Now that reasoned critique has been rebranded as class warfare, optimism for the near term is a little naive. Even with the best of outcomes next November, we're still in for a bone-jarring ride. Why is it so hard for those at the helm to see America as family, rather than as marks in some sordid con? The impact of big money on policy is a matter of public record, and it is not a pretty one. When you can effectively buy the passage or blockage of legislation, then good government merely means "good for you."

But the structure and functioning of our political system has also evolved to make it even more resistant to change—e.g. just note the way the use of the filibuster has risen over the past couple of decades. This means that policy can no longer keep pace with economic exigencies, creating what Walter Lippmann called "drift," which militates in favor of the status quo and exacerbates existing inequality. (See Lippmann's flawed but seminal volume "Drift and Mastery," an influential attempt to get to grips with similar unrest in this country back in 1914.) Also note that if one party chooses not to play the filibuster game—say, in the interest of fair play or good faith—this creates a ratchet effect in the direction of the policies of the side that does use this stifling tool. So: polarization and impasse—or "the Divided States of America."

We need to get the word out. What we are up against is organized money, and what that money buys them is a lot of noise—noise that conflates sentimentality with compassion, and rationalization with reason. Organized money is remarkably proficient in using institutionalized irrationality to sway vast armies of religious fundamentalists—no one is more susceptible to simplistic zealotry and sophistry than people whose minds are so peculiarly constituted as to both expect and enjoy its deployment. I hasten to add that these are often very decent people; they are not to be scorned for being they way they are. The distinctive modes of mass delusion and specious reasoning to which they are accustomed are the product of very sophisticated and pernicious memeplexes that have been evolving resistance to rational scrutiny for hundreds—and sometimes thousands—of years. These modes of non-thinking are baked into the wetware from a very early age, and nothing will ever shift them once those habits of mind have annealed in that configuration.
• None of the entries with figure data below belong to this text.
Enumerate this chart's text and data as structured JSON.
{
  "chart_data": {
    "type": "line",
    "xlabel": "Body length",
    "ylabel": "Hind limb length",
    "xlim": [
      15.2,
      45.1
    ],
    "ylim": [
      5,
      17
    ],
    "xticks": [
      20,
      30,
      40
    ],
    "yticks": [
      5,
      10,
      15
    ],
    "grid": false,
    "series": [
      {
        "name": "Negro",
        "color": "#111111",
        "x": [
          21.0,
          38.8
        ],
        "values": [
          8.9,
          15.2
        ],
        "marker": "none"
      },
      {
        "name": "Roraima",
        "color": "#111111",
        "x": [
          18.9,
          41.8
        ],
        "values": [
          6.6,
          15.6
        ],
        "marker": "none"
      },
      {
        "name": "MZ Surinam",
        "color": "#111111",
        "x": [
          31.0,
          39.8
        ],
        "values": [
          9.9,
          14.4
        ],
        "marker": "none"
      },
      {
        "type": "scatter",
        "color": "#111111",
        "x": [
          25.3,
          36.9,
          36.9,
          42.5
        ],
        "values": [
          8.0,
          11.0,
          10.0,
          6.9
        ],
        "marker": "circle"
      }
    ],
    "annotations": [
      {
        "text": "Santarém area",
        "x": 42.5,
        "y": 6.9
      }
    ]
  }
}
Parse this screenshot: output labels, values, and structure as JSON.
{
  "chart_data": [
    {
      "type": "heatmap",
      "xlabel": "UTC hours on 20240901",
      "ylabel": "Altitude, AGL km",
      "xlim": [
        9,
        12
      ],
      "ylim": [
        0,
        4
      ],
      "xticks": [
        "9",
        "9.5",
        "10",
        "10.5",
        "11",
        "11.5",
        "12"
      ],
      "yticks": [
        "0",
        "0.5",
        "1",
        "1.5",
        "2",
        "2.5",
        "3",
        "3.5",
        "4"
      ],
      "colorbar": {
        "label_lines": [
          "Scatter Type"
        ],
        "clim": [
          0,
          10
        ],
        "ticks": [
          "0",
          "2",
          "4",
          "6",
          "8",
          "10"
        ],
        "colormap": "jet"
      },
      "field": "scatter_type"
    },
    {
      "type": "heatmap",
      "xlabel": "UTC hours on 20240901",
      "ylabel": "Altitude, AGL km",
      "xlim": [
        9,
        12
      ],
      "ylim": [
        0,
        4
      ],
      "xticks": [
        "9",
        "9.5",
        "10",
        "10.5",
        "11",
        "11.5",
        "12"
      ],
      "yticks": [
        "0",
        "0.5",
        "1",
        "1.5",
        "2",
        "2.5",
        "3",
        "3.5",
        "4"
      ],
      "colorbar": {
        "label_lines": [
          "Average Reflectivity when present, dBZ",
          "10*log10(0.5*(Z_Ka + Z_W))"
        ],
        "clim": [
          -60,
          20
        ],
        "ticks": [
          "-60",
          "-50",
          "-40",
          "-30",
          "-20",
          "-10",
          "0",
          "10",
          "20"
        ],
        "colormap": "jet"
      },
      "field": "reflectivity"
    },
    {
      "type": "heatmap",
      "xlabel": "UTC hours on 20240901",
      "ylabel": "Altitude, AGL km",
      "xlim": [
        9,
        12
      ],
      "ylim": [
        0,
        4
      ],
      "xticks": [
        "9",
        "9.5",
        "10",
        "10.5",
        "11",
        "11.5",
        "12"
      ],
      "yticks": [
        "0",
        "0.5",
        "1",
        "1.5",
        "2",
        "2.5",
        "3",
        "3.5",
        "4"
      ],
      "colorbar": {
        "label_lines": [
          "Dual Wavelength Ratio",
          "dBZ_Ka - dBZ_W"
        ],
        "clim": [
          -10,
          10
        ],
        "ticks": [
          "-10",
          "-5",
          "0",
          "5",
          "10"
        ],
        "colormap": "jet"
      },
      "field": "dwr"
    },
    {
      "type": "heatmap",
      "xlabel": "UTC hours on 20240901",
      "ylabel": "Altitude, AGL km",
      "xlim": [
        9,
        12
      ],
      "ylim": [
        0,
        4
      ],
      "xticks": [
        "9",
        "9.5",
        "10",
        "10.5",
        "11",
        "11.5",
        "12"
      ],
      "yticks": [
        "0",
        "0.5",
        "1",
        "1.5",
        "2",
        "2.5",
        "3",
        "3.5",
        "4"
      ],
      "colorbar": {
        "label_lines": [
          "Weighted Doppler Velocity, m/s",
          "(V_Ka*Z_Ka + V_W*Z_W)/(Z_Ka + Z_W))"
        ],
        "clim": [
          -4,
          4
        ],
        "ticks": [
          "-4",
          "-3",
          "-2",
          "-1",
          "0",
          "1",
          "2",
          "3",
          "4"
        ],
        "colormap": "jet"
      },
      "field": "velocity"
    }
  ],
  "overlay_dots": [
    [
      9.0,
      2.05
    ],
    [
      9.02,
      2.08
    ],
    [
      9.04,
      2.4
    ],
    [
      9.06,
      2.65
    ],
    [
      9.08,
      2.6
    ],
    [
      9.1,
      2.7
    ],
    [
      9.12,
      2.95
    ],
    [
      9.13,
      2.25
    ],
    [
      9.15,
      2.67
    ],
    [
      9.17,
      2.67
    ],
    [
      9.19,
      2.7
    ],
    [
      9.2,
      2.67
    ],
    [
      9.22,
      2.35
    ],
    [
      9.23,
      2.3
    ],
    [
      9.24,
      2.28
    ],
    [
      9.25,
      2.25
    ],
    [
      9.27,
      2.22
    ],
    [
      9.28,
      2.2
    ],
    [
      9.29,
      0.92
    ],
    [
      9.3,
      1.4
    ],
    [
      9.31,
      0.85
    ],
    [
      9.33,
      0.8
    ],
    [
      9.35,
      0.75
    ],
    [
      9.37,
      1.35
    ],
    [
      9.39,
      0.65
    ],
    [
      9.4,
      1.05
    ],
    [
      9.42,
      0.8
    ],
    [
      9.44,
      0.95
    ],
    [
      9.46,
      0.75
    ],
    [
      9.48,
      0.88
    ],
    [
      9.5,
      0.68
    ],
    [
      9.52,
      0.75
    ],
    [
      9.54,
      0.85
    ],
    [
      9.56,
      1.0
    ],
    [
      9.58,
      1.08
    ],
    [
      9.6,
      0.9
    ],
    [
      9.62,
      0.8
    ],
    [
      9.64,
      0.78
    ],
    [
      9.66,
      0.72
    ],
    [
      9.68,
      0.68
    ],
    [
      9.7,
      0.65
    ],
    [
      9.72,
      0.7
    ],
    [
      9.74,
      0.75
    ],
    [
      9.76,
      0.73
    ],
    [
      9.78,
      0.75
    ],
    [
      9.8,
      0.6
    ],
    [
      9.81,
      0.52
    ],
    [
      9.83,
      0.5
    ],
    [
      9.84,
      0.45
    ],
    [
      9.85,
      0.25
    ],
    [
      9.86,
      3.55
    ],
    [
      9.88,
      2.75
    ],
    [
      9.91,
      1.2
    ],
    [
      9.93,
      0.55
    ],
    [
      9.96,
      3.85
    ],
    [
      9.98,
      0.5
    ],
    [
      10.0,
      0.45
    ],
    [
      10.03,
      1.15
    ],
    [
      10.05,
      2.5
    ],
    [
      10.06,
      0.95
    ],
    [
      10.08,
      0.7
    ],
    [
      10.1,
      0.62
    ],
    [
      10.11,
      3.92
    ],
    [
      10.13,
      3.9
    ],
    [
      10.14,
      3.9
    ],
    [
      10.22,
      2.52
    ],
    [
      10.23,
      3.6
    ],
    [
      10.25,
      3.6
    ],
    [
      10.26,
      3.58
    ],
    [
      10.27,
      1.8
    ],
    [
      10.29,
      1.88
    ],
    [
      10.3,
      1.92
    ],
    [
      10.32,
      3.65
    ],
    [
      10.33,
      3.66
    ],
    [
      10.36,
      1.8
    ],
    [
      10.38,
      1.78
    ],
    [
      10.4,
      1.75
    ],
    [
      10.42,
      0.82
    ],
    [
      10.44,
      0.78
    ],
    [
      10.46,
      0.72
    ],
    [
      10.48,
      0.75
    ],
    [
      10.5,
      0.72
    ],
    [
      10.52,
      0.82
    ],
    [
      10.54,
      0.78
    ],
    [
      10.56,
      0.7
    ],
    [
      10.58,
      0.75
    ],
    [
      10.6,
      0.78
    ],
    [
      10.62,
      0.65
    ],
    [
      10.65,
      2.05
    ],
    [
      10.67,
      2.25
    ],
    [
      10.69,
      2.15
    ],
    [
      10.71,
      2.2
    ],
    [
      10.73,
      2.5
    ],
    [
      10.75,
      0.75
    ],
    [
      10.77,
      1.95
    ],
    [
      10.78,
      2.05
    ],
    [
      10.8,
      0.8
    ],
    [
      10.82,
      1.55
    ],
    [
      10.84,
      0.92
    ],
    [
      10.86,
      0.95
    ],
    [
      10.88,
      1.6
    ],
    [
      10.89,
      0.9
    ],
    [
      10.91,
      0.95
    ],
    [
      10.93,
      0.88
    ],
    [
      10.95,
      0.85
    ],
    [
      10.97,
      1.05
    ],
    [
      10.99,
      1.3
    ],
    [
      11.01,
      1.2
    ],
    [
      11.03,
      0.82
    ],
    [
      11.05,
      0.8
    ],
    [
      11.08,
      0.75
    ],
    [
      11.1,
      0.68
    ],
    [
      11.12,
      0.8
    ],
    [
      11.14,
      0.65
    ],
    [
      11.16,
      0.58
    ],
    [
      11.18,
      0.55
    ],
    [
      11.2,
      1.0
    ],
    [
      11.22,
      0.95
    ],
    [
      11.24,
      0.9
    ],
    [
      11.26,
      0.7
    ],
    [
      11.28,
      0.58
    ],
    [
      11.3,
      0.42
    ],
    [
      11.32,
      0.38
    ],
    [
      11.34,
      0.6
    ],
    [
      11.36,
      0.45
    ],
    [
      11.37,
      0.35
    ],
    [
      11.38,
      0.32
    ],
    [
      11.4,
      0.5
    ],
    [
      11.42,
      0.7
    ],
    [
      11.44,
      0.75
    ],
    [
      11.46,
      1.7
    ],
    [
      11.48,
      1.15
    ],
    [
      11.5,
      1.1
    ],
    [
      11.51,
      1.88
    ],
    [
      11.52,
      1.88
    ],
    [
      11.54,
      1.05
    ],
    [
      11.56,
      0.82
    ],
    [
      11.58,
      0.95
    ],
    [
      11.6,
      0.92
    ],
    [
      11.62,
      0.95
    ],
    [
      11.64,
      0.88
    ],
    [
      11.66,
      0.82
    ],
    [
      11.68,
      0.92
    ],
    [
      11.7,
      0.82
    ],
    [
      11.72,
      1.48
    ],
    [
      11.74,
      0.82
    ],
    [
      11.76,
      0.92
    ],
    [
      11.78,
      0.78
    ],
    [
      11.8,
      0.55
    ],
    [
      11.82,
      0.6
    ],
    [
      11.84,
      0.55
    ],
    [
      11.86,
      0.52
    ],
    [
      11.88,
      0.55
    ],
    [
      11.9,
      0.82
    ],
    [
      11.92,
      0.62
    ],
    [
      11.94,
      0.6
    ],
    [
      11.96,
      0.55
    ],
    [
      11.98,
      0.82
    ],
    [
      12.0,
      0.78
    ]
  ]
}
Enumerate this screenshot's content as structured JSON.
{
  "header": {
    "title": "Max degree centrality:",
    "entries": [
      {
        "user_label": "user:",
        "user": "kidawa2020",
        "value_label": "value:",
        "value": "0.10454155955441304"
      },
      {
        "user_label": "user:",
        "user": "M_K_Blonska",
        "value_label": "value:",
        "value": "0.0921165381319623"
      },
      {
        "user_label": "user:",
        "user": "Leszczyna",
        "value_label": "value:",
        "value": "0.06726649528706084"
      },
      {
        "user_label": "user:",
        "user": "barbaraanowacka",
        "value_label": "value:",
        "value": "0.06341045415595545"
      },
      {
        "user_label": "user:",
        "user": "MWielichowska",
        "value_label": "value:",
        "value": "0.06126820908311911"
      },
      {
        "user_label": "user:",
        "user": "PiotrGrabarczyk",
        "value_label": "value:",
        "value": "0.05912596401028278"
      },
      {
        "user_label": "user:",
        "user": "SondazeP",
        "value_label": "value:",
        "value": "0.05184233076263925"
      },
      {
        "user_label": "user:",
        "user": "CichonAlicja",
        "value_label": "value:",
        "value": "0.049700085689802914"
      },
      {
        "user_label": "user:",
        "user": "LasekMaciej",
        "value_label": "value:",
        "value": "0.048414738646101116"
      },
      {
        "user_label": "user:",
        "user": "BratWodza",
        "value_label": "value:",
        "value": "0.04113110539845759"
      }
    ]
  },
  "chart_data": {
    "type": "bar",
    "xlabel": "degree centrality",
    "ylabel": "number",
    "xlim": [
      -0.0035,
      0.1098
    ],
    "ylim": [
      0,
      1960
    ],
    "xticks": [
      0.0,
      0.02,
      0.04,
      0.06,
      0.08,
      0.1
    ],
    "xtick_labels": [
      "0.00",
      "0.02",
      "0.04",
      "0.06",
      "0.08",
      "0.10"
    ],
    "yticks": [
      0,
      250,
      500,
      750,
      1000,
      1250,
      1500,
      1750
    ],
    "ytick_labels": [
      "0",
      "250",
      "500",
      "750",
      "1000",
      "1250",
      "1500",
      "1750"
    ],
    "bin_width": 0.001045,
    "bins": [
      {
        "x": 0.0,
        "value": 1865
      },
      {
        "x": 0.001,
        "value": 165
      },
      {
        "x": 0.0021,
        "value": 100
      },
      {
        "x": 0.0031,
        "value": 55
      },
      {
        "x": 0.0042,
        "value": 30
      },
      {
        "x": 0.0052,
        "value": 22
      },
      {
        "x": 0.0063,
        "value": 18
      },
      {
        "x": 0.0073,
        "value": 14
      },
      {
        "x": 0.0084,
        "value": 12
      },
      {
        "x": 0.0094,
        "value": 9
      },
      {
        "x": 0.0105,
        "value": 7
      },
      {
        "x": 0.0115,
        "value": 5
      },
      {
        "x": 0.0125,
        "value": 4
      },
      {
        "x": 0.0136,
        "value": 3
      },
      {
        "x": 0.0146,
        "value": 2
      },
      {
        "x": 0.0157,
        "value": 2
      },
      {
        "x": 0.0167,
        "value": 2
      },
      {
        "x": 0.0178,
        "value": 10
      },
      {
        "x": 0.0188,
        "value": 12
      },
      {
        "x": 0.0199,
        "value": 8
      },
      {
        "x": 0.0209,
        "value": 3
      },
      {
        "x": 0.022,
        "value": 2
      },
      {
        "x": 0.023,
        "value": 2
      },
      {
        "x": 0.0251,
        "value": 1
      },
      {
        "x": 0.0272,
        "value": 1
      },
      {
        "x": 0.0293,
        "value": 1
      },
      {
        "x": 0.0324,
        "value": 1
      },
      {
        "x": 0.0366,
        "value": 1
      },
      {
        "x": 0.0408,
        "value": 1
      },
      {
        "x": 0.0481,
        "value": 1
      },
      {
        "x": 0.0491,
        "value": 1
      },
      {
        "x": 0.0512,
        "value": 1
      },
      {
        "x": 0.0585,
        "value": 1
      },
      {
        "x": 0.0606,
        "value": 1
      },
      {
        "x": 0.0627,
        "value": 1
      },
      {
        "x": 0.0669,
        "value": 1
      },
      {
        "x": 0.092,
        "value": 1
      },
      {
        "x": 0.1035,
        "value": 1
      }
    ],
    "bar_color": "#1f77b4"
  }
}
But there's hope for the rest of us—the young and the passionately curious of all ages and stripes. And here's the bottom line: there are more of us than there are of them, and we know something. We know that social justice isn't just a good idea; it's also the smart money strategy for sustainability in complex iterated games—particularly where the relevant agents are these "human being" thingies. That means we also know that if they win, everybody loses; that species survival may well depend on the triumph of curiosity over dogma, and of empathy over narcissism. Perhaps most importantly, we know that the only hell we need fear is the one we build for ourselves, or allow to be constructed in our name.

So let's get to fucking work. There's simply too much lo lose to justify passivity.